No basta creer en la Pascua: hay que ser pascuales

tiempo de Pascua

Contrario a las afirmaciones que en un futuro declinarían en la herejía protestante, Santo Tomás expresa la propia incapacidad de la fe en darnos la Salvación:

«Más debe saberse que, aunque Cristo ha merecido suficientemente con su muerte en favor del género humano, debe buscar, sin embargo, cada uno los remedios de su propia salvación; pues la muerte de Cristo es como una causa universal de la salvación, como el pecado del primer hombre fue una causa universal de condenación Pero es necesario que la causa universal sea aplicada especialmente a cada uno, para que participe del efecto de la causa universal» (Summa Contra Gentiles, lib. 4, cap. 55).

Por tanto, no es suficiente que creamos en Jesús y en su sacrificio. ¡Es un gran paso, claro! El primero de todos y el más importante. Sin embargo, no es suficiente.

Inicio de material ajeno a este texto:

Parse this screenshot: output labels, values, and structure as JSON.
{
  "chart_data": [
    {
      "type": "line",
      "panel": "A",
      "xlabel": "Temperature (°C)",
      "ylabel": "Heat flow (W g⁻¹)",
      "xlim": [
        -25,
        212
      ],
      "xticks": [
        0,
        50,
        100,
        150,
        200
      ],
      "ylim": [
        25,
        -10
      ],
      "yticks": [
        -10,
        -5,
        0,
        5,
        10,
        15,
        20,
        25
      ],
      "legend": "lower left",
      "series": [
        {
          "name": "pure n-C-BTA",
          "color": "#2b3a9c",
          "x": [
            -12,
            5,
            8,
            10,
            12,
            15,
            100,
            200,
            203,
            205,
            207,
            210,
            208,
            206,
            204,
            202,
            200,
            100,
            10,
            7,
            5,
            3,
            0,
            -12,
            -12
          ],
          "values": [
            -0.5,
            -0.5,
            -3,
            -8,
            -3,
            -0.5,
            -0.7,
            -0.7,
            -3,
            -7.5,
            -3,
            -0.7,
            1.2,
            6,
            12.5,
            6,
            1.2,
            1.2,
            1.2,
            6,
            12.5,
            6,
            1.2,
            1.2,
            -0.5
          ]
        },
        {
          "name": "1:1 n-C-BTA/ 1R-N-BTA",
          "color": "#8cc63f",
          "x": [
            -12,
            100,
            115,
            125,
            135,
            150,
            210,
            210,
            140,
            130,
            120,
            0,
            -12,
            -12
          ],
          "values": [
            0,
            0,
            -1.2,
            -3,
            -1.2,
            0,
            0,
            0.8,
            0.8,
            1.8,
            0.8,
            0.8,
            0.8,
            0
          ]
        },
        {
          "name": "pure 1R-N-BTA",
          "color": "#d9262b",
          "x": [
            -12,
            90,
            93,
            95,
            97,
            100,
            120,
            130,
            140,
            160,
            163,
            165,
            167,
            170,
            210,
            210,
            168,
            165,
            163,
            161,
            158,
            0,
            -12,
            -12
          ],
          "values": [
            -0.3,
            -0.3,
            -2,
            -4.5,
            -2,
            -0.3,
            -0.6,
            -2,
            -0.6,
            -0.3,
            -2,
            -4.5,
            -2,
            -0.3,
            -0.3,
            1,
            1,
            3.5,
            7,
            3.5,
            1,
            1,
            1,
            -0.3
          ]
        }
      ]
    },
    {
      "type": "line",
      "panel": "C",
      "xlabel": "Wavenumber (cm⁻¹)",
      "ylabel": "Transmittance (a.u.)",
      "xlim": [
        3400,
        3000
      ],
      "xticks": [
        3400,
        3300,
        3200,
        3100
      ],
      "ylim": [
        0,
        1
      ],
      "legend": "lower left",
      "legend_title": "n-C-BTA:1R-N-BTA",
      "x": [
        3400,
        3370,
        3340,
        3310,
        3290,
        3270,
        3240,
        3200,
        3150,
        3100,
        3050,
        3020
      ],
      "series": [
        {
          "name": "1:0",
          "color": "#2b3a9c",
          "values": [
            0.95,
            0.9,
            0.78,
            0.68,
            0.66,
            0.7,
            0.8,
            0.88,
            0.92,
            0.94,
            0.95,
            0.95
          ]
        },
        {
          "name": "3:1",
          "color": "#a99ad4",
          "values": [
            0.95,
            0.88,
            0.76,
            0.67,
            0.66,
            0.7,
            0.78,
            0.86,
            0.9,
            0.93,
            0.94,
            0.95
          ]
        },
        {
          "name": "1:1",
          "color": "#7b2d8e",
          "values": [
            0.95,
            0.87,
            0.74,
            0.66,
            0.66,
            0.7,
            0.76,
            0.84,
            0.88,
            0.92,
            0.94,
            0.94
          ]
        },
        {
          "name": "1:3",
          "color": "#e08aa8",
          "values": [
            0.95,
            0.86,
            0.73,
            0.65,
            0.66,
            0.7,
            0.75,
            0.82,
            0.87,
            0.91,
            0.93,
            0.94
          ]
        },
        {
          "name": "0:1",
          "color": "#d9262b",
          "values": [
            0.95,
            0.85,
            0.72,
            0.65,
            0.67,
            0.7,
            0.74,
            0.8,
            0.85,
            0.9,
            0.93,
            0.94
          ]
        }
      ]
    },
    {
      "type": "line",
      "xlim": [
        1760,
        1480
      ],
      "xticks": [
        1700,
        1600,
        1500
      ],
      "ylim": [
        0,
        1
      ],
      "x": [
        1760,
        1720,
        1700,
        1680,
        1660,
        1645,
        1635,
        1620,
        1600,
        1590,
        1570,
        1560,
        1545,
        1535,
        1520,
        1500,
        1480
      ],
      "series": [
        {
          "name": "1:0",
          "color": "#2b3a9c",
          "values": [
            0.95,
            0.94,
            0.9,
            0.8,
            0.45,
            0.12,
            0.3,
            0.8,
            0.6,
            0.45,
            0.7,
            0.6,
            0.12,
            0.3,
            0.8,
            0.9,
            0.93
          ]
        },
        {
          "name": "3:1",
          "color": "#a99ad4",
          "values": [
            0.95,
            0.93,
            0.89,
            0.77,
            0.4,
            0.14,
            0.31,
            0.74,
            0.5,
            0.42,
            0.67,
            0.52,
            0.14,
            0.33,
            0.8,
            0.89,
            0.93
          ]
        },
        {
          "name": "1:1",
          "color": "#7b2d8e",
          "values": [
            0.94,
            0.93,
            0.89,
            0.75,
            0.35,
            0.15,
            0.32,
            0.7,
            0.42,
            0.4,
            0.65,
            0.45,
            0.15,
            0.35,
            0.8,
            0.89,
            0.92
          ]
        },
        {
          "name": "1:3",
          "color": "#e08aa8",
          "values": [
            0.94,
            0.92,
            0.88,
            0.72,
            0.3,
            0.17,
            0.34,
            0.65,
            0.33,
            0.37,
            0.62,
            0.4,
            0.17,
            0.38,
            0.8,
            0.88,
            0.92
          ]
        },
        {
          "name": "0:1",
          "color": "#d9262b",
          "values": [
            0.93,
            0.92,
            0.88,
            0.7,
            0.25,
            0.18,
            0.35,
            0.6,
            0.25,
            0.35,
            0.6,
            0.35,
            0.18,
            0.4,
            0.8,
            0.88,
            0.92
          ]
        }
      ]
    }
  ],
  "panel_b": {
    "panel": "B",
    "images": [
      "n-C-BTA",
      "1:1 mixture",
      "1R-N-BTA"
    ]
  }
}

Al obrar sigue el ser, y una vez que nos declaramos cristianos debemos obrar como tales.

¿Creemos en Jesús? ¿Creemos en su Pascua…? Bárbaro, entonces hay que obrar en consecuencia. Pues «pascua» viene del hebreo (פסח, pésaj) y significa «salto». Los judíos celebraban el «salto» de la esclavitud en Egipto hacia la libertad.

Nuestro salto, sin embargo, es aún más grande: saltamos desde nuestra mugre hasta el Cielo. Pero ¡cuidado! Nos dice Santo Tomás: no tenemos alas.

Necesitamos que nos sostengan, necesitamos de Cristo para salvarnos, pues ni la sola fe en Él basta ni tampoco solo meras obras buenas. Ambas juntas, creencia y obra, son las que nos dan la vida eterna, pues muerta es la fe que carece de obras (Santiago 2, 17).

¡Santo Tomás de Aquino, ruega por nosotros en este tiempo de Pascua para comprender este misterio!